『あの人が消えた』の水野監督作品ということで、放映時振りに再見。
妹の手術費用を工面するため、やむを得ず、銀行強盗をすることになった男。しかし、やって来た銀行には、すでにもう1組の強盗グループがおり……。
日テレで2週連続で放送された前後編の単発ドラマ。様々な登場人物たちの視点から物語が展開され、次第に伏線が回収される気持ち良さのあるドタバタ喜劇だった。
主演を務めた間宮祥太朗さんを始め、伊藤萌歌さん、伊藤万理華さん、ファーストサマーウイカさんなどなど、個性豊かな役者陣によるコミカルな演技合戦がとにかく楽しい。
強盗、外国人、大富豪、弁護士、銀行員といった肩書きでカテゴライズされた人物たち。
次第に明かされる彼らの嘘や秘密は馬鹿馬鹿しいにも程があるのだが、意外性があり、ひたすらエンターテイメントに振り切った展開が面白かった。
秒数をカウントする演出、物語を語り直す構造、潜入捜査など、要所要所で『あの人が消えた』と共通する箇所もあり、新たな発見があった。
最新作のインタビューでは、「人は見かけによらない、物事を見た目で判断しちゃいけない。」という作品のテーマに言及していたが、それは本作にも通底している。

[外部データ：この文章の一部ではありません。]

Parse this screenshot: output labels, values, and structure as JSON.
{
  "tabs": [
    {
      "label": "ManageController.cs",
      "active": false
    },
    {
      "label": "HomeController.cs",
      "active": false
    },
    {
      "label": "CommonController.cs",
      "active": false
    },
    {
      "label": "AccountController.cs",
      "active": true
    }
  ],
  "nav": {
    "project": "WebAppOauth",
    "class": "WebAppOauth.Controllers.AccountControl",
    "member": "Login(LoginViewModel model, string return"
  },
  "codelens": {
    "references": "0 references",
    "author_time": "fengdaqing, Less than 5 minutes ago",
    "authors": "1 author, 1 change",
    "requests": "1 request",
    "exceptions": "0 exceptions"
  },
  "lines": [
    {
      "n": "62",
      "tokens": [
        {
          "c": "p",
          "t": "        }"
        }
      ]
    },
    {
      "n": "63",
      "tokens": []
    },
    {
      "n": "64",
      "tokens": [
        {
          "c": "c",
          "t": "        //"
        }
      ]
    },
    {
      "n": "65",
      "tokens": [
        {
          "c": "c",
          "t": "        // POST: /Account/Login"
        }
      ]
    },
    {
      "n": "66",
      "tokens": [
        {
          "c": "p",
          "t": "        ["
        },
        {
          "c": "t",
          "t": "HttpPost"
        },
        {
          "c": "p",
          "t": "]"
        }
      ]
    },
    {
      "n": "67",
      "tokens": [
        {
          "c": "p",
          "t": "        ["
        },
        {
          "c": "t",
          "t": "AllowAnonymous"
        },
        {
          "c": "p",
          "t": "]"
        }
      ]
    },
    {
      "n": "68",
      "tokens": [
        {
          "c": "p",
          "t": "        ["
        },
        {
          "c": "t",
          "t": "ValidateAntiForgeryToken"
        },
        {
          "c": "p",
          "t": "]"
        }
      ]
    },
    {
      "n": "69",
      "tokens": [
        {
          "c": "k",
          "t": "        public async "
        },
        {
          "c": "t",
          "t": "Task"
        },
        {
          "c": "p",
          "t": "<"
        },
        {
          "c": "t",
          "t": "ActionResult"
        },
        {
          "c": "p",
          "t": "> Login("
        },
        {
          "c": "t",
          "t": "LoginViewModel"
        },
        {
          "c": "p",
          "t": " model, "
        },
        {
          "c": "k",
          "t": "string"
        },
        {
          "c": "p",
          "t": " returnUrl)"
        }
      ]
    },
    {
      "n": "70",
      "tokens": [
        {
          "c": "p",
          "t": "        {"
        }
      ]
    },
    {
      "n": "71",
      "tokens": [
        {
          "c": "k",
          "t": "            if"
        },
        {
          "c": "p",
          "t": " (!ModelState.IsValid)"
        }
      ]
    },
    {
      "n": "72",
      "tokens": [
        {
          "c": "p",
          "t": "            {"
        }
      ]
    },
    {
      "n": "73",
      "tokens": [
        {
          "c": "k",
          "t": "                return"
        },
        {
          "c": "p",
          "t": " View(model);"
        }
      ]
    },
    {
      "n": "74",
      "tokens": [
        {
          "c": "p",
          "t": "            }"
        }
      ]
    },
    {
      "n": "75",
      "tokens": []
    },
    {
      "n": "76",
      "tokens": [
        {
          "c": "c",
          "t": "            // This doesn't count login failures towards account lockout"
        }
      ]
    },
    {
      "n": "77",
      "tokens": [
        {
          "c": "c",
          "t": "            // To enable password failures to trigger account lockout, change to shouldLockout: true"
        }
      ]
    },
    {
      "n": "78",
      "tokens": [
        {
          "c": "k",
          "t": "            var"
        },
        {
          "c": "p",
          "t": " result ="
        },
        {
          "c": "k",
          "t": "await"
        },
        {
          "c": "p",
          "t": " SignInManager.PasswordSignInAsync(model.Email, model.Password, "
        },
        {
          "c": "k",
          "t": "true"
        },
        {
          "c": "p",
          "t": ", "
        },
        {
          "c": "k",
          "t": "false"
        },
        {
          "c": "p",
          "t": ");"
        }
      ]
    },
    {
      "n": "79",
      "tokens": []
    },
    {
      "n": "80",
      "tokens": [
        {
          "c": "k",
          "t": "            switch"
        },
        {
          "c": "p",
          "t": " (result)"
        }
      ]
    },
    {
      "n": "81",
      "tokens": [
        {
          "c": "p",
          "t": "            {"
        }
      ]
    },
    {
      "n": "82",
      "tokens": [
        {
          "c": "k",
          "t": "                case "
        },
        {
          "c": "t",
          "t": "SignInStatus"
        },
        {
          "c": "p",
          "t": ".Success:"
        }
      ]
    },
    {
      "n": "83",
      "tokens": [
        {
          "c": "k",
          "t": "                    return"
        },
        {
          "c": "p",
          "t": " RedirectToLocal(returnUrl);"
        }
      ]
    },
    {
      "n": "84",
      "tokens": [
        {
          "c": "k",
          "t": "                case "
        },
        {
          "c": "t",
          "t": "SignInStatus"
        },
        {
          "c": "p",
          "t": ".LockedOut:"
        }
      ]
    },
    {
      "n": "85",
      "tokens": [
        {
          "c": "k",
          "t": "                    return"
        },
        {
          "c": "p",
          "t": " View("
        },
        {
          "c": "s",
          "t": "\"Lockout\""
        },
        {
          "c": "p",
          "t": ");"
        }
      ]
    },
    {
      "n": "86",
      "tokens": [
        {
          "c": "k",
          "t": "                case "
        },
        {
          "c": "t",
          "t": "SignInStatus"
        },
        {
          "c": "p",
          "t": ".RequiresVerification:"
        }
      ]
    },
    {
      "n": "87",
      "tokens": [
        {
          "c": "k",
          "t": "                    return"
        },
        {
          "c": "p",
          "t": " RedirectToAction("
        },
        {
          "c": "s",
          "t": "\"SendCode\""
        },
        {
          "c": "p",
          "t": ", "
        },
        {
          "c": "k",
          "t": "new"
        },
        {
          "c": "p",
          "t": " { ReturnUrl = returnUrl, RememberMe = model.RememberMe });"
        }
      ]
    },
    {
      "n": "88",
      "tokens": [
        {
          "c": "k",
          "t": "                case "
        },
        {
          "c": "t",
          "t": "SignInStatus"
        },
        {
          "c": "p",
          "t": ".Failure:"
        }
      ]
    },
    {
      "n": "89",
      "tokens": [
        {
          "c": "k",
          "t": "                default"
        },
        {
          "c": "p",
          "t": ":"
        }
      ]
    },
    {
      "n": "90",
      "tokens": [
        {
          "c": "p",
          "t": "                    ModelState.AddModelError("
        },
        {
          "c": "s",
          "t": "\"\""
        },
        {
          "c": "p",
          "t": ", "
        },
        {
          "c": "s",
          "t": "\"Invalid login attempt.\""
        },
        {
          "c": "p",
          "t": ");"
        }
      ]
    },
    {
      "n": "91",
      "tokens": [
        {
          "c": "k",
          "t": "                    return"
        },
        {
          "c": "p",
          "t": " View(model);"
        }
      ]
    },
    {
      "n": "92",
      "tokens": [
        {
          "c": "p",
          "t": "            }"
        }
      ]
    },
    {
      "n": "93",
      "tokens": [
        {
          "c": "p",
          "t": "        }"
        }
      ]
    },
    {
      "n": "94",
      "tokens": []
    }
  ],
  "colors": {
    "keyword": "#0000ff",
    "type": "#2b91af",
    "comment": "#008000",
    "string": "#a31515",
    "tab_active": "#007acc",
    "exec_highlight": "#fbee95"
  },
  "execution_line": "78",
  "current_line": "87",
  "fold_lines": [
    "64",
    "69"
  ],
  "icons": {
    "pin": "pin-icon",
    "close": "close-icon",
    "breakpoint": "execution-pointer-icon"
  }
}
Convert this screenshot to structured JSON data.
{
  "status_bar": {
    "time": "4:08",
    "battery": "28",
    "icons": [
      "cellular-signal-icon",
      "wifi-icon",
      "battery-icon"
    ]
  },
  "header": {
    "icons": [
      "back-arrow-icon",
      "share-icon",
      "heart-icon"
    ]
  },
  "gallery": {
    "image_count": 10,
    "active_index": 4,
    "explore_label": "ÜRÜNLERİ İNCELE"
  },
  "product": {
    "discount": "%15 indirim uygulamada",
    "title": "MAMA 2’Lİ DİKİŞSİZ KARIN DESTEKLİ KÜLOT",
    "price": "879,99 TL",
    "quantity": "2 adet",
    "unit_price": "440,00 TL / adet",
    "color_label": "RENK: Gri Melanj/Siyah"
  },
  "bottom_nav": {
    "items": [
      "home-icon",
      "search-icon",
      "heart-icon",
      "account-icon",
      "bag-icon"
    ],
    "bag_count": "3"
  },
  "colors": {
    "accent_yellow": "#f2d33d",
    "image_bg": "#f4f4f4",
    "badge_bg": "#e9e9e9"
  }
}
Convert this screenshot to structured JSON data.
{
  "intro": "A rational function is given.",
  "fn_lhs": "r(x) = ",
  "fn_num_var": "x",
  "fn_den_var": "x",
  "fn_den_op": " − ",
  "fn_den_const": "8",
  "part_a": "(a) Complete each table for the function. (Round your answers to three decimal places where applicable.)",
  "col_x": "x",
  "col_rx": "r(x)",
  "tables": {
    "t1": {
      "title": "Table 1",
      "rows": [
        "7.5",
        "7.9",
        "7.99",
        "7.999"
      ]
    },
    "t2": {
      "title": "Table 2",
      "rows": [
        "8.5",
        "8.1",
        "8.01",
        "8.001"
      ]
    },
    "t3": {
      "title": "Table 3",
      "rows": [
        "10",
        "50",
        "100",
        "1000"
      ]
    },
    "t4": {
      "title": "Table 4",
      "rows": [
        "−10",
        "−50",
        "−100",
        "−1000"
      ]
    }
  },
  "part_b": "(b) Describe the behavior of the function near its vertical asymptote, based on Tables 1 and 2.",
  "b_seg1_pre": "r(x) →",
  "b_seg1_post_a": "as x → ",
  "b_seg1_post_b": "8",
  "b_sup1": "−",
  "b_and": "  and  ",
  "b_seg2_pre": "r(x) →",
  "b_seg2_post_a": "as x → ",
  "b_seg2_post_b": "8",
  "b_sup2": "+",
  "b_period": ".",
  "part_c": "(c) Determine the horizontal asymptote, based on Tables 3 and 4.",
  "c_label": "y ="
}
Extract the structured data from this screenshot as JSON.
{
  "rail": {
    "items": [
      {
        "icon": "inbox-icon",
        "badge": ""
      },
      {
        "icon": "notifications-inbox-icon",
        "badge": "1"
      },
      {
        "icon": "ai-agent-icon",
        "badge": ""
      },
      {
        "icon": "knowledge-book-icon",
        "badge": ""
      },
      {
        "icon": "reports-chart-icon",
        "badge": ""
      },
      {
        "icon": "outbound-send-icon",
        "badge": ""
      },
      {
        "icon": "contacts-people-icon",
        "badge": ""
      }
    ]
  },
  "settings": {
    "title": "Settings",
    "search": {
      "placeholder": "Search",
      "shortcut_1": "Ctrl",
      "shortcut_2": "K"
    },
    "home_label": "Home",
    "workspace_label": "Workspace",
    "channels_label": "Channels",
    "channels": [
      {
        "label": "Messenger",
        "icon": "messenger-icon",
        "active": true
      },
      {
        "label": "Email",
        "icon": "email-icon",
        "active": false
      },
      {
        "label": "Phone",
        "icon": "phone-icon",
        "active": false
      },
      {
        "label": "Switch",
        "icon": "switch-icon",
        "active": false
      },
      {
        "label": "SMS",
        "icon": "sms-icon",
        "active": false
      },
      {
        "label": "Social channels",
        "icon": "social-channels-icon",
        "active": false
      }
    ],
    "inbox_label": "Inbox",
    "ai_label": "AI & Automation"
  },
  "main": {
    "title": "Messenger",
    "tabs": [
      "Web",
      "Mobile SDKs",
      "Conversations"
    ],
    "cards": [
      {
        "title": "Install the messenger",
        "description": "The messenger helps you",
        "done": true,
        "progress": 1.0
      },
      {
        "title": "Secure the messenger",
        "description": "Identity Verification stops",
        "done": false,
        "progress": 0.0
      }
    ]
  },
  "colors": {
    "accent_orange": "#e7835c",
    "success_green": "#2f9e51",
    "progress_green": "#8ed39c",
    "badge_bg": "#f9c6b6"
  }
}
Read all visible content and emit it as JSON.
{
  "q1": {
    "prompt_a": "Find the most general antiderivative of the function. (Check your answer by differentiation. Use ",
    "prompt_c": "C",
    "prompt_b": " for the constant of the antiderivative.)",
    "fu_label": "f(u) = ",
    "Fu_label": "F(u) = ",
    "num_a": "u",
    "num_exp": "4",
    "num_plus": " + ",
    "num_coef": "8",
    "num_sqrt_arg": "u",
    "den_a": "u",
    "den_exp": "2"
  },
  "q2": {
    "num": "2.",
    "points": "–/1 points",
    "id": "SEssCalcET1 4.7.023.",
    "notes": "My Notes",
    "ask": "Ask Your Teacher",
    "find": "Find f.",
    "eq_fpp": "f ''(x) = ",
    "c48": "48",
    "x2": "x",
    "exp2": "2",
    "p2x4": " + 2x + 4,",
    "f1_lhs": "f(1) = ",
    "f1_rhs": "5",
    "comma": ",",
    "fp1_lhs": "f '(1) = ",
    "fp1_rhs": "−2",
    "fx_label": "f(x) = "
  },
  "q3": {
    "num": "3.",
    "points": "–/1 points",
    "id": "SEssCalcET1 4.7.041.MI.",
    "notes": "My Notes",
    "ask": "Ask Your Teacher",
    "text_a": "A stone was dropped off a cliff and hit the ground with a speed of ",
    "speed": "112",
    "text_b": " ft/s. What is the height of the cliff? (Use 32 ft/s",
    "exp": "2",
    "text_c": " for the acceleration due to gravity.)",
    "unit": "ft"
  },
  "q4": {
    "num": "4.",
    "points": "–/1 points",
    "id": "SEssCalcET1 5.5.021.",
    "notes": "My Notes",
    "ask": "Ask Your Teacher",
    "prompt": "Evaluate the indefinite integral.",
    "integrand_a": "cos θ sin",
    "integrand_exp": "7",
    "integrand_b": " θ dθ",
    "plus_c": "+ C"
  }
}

ジャンルは異なるものの、描きたいことは一貫しており、作家性を再認識させられる一作だった。
P.S.
Huluでは、番外編として、伊藤万理華さんが主演の短編スピンオフ「後藤雫の裏事情」が鑑賞できる。理不尽な上司に対するOLの逆襲を描いた本作では、本編では描ききれなかった後藤雫のエピソードが展開。キャラクターの魅力が爆発しており、伊藤万理華さんファンにとっても、必見と言える一作だった。